The Emerging Stack: CI for Prose

The mature form of docs-as-code mirrors the software pipeline component by component:

  • Review with anchored threads — comments attached to the exact sentence at issue, with discussion, resolution, and an audit trail. The prose equivalent of PR review, minus the diff-hunk anchoring that breaks on documents.
  • Review states — approve / request changes / comment, so a document's readiness is a fact, not a vibe.
  • Checks — deterministic lint rules for prose: required sections present, banned placeholder text (TBD, TODO) absent, terminology spelled consistently, structure within bounds. Run on every revision, rendered pass/fail.
  • Policies — named check-sets applied across a document class (“every PRD gets the PRD policy”), so standards are managed centrally rather than re-declared per file.
  • Gates — publication (or the push back to the repo) blocked while reviews or checks are failing, with explicit human override.
  • Agent reviewers — AI review of every revision: anchored suggestions with rationales, an honest review state, arriving within minutes of a save. Humans keep the accept and publish keys.

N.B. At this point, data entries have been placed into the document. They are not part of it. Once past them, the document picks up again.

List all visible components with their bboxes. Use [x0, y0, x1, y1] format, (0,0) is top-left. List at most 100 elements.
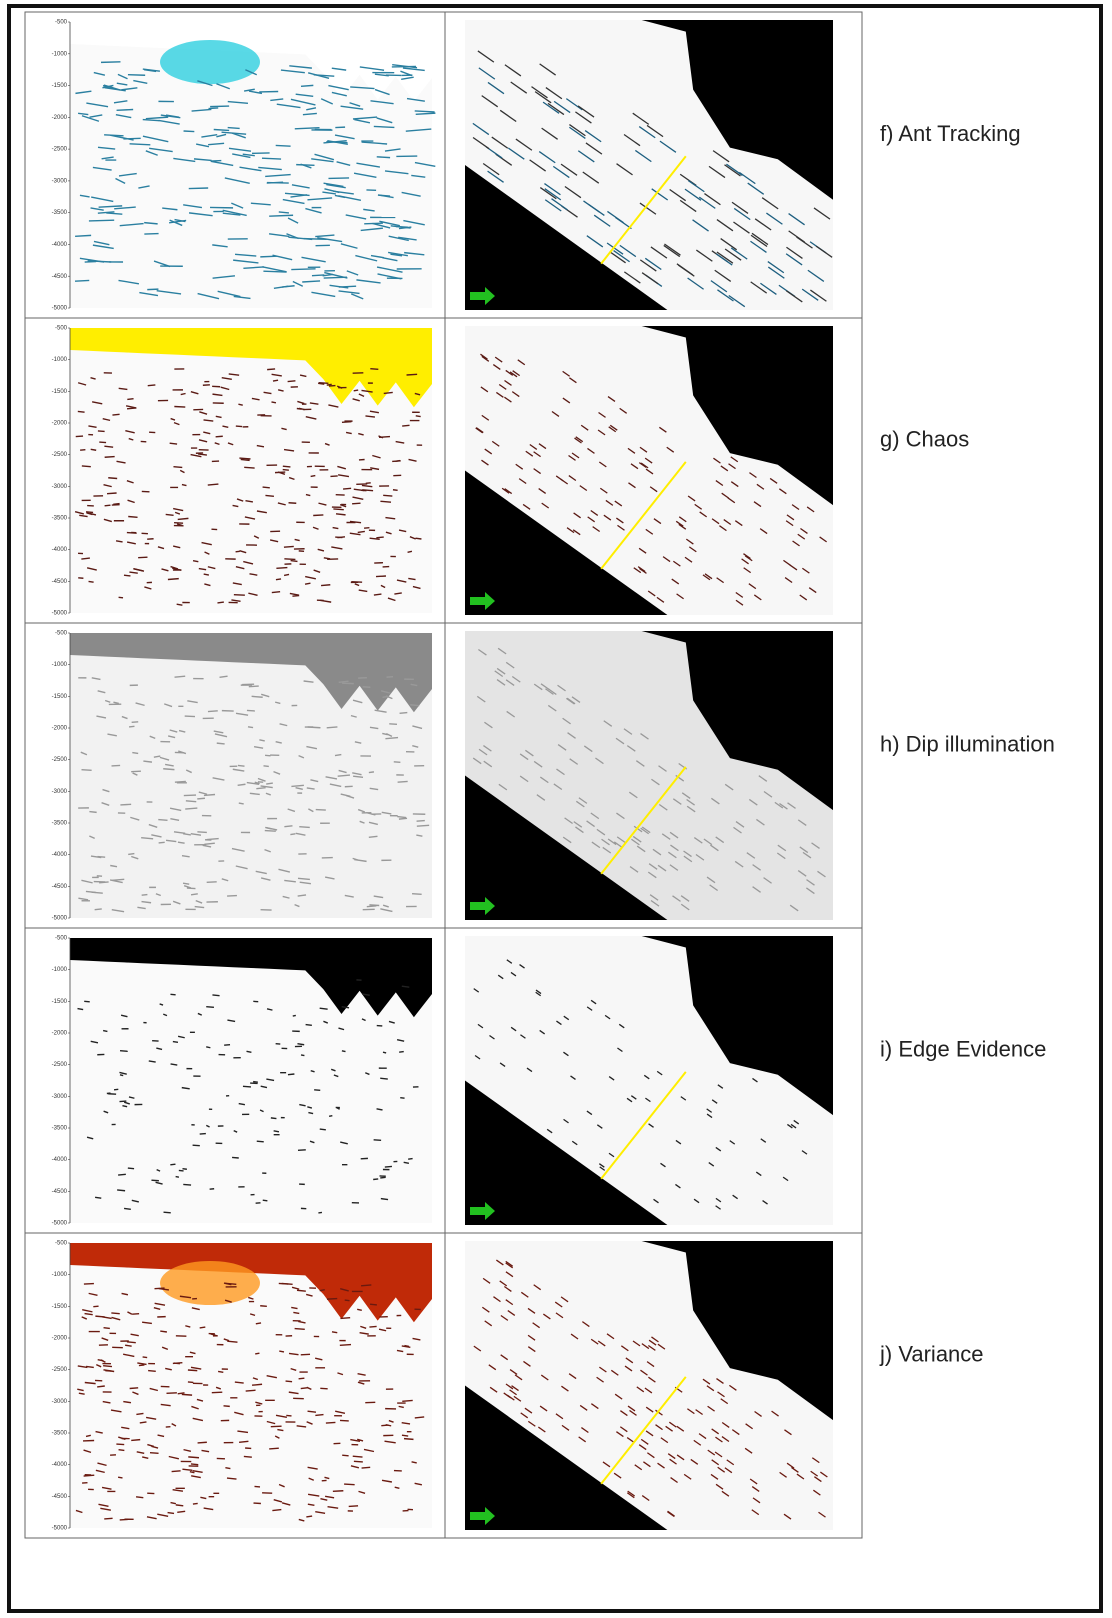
- reflector: [321, 585, 330, 586]
- reflector: [273, 380, 278, 381]
- reflector: [82, 466, 91, 467]
- depth-tick-label: -1500: [52, 83, 68, 89]
- reflector: [81, 770, 91, 771]
- reflector: [292, 596, 299, 597]
- reflector: [142, 895, 148, 896]
- depth-tick-label: -500: [55, 20, 68, 26]
- reflector: [399, 818, 407, 819]
- reflector: [293, 1015, 296, 1016]
- reflector: [369, 836, 378, 837]
- reflector: [218, 1371, 223, 1372]
- reflector: [112, 414, 119, 415]
- reflector: [295, 1329, 305, 1330]
- reflector: [404, 1439, 413, 1440]
- reflector: [174, 523, 183, 524]
- row: -500-1000-1500-2000-2500-3000-3500-4000-…: [52, 1241, 984, 1532]
- reflector: [97, 857, 105, 858]
- depth-tick-label: -5000: [52, 1221, 68, 1227]
- reflector: [415, 1417, 424, 1418]
- reflector: [305, 583, 310, 584]
- reflector: [254, 1486, 260, 1487]
- reflector: [188, 1457, 199, 1458]
- reflector: [367, 906, 377, 907]
- depth-tick-label: -4500: [52, 884, 68, 890]
- reflector: [183, 883, 189, 884]
- reflector: [130, 1388, 139, 1389]
- reflector: [271, 1118, 277, 1119]
- reflector: [104, 1328, 110, 1329]
- reflector: [244, 1456, 252, 1457]
- depth-tick-label: -3500: [52, 516, 68, 522]
- reflector: [95, 1316, 104, 1317]
- reflector: [257, 1141, 264, 1142]
- reflector: [188, 1382, 193, 1383]
- reflector: [93, 1306, 98, 1307]
- reflector: [311, 476, 316, 477]
- reflector: [176, 1505, 184, 1506]
- reflector: [130, 144, 151, 145]
- reflector: [184, 131, 195, 132]
- reflector: [120, 804, 131, 805]
- depth-tick-label: -1000: [52, 662, 68, 668]
- reflector: [398, 781, 408, 782]
- row-label: f) Ant Tracking: [880, 121, 1021, 146]
- reflector: [369, 1326, 376, 1327]
- reflector: [128, 1168, 134, 1169]
- reflector: [266, 783, 273, 784]
- depth-tick-label: -2000: [52, 726, 68, 732]
- reflector: [99, 442, 106, 443]
- reflector: [383, 1052, 386, 1053]
- reflector: [107, 493, 117, 494]
- reflector: [382, 696, 388, 697]
- depth-tick-label: -3500: [52, 821, 68, 827]
- reflector: [95, 1197, 101, 1198]
- reflector: [344, 1484, 355, 1485]
- reflector: [282, 1283, 293, 1284]
- reflector: [214, 129, 229, 130]
- reflector: [416, 416, 421, 417]
- depth-tick-label: -1000: [52, 51, 68, 57]
- depth-tick-label: -1000: [52, 357, 68, 363]
- reflector: [404, 1346, 409, 1347]
- reflector: [140, 1422, 147, 1423]
- reflector: [393, 490, 398, 491]
- row: -500-1000-1500-2000-2500-3000-3500-4000-…: [52, 326, 970, 617]
- reflector: [97, 1386, 105, 1387]
- reflector: [98, 1360, 104, 1361]
- depth-tick-label: -5000: [52, 1526, 68, 1532]
- reflector: [170, 443, 177, 444]
- reflector: [276, 568, 287, 569]
- reflector: [104, 135, 123, 136]
- reflector: [75, 235, 91, 236]
- reflector: [364, 223, 383, 224]
- reflector: [241, 459, 250, 460]
- depth-tick-label: -4000: [52, 242, 68, 248]
- depth-tick-label: -3000: [52, 178, 68, 184]
- reflector: [177, 1511, 185, 1512]
- reflector: [326, 1422, 336, 1423]
- reflector: [108, 478, 117, 479]
- depth-tick-label: -4000: [52, 1157, 68, 1163]
- reflector: [376, 537, 383, 538]
- reflector: [128, 516, 137, 517]
- reflector: [308, 1113, 313, 1114]
- reflector: [243, 1086, 251, 1087]
- reflector: [253, 1082, 258, 1083]
- reflector: [256, 1323, 261, 1324]
- reflector: [370, 369, 378, 370]
- reflector: [150, 1453, 159, 1454]
- reflector: [269, 215, 293, 216]
- reflector: [182, 1169, 186, 1170]
- reflector: [89, 812, 96, 813]
- depth-tick-label: -2000: [52, 1031, 68, 1037]
- reflector: [343, 488, 351, 489]
- reflector: [396, 227, 408, 228]
- reflector: [91, 449, 96, 450]
- reflector: [306, 1025, 312, 1026]
- reflector: [225, 1468, 230, 1469]
- reflector: [247, 1051, 252, 1052]
- reflector: [128, 75, 145, 76]
- reflector: [327, 1299, 337, 1300]
- depth-tick-label: -2500: [52, 1062, 68, 1068]
- reflector: [342, 1051, 346, 1052]
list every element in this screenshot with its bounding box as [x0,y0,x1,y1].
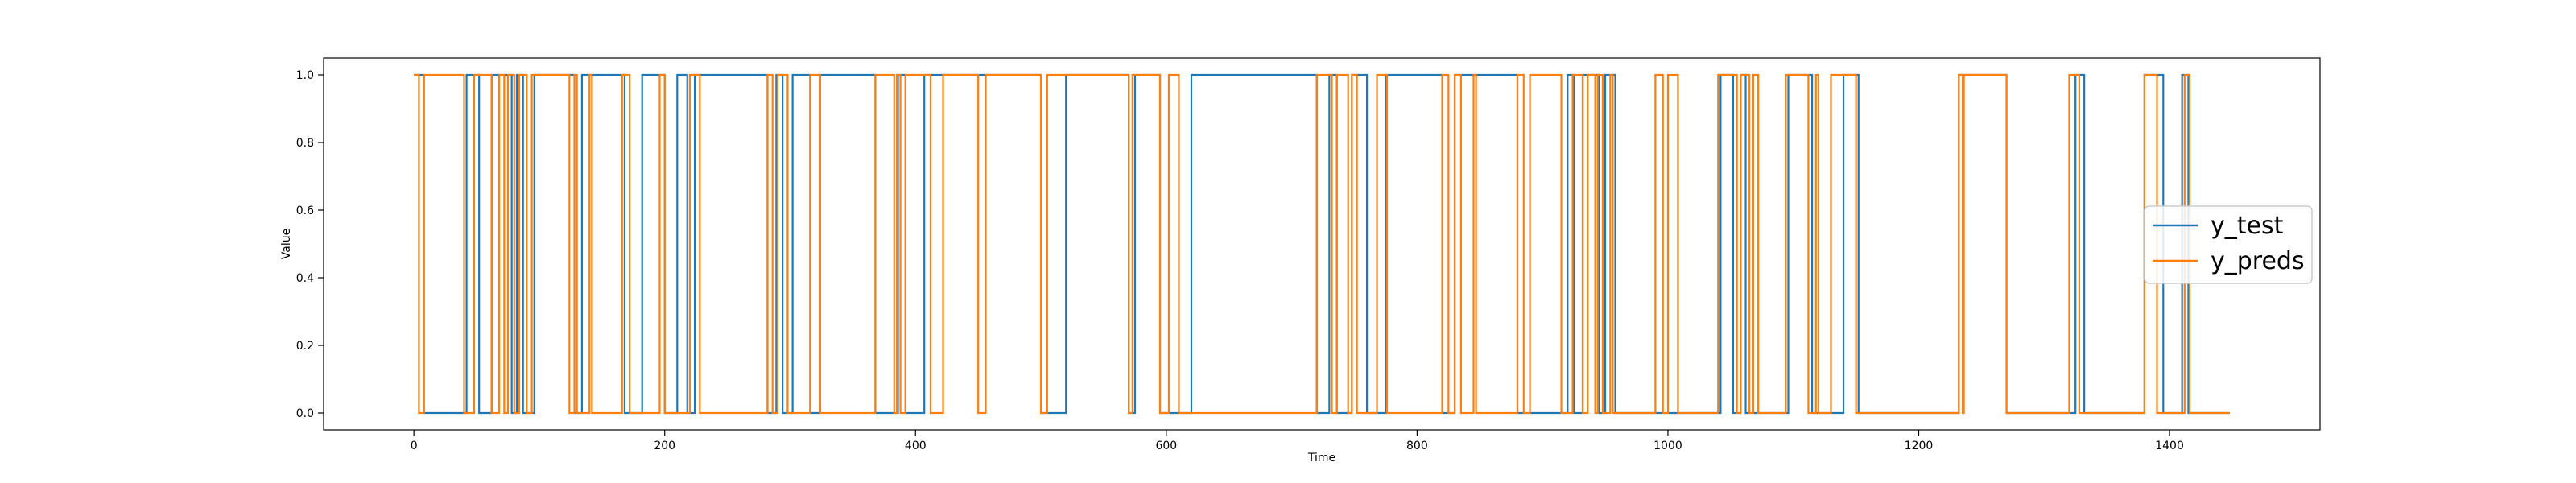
x-tick-label: 1200 [1905,440,1934,452]
series-line-y-test [414,73,2230,415]
x-tick-label: 800 [1406,440,1428,452]
x-tick-label: 1000 [1653,440,1682,452]
x-tick-label: 200 [654,440,675,452]
plot-frame [323,57,2321,431]
y-tick-label: 0.8 [296,137,314,150]
axes: 0 200 400 600 800 1000 1200 1400 0.0 0.2 0.4 0.6 0.8… [296,57,2321,452]
x-tick-label: 400 [905,440,927,452]
series-line-y-preds [414,73,2230,415]
plot-series [414,73,2230,415]
x-tick-label: 600 [1155,440,1177,452]
legend-label-y-test: y_test [2211,212,2284,240]
x-tick-label: 1400 [2155,440,2184,452]
y-tick-label: 0.6 [296,204,314,217]
y-tick-label: 0.4 [296,272,314,285]
legend: y_test y_preds [2144,205,2313,284]
x-axis-label: Time [1307,452,1335,464]
legend-label-y-preds: y_preds [2211,247,2305,275]
x-tick-label: 0 [411,440,418,452]
y-tick-label: 0.0 [296,407,314,420]
y-tick-label: 1.0 [296,69,314,82]
y-axis-label: Value [280,229,293,259]
y-tick-label: 0.2 [296,340,314,353]
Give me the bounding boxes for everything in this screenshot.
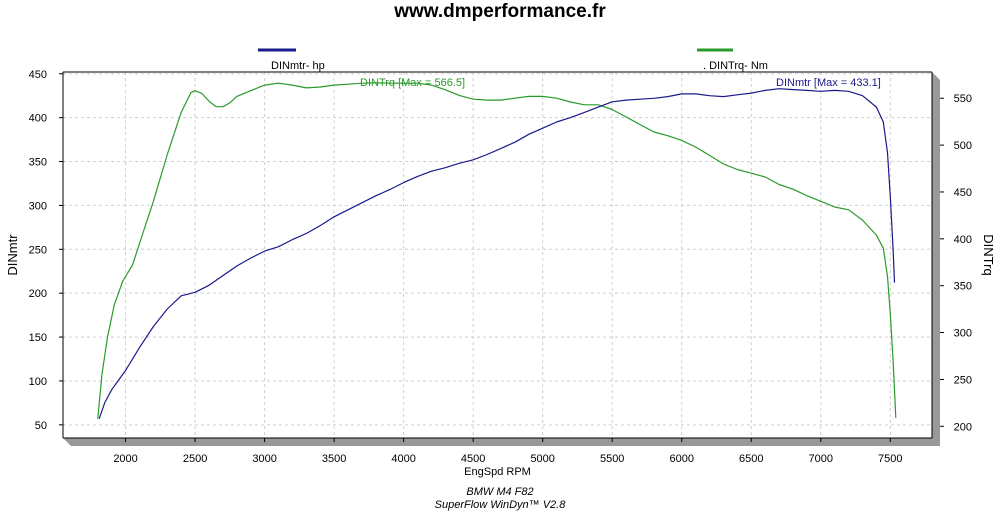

markupmarkdown implements this entire stack for markdown files — threaded review, states, one-click suggested edits, named check policies with index-wide pattern mapping, push gates, and server-fulfilled auto-review — with the file in the GitHub repo remaining the single source of truth throughout. It's the reference implementation of the argument this page makes: prose that steers agents deserves the same quality machinery as the code the agents write.

Where It's Headed

The direction of travel is toward symmetry: agents reviewing human documents, humans reviewing agent documents, and the same checks binding both. As documents become executable context — read by fleets of agents rather than occasional humans — the distinction between documentation quality and system quality dissolves. The teams treating their markdown with engineering discipline today are the ones whose agents behave tomorrow.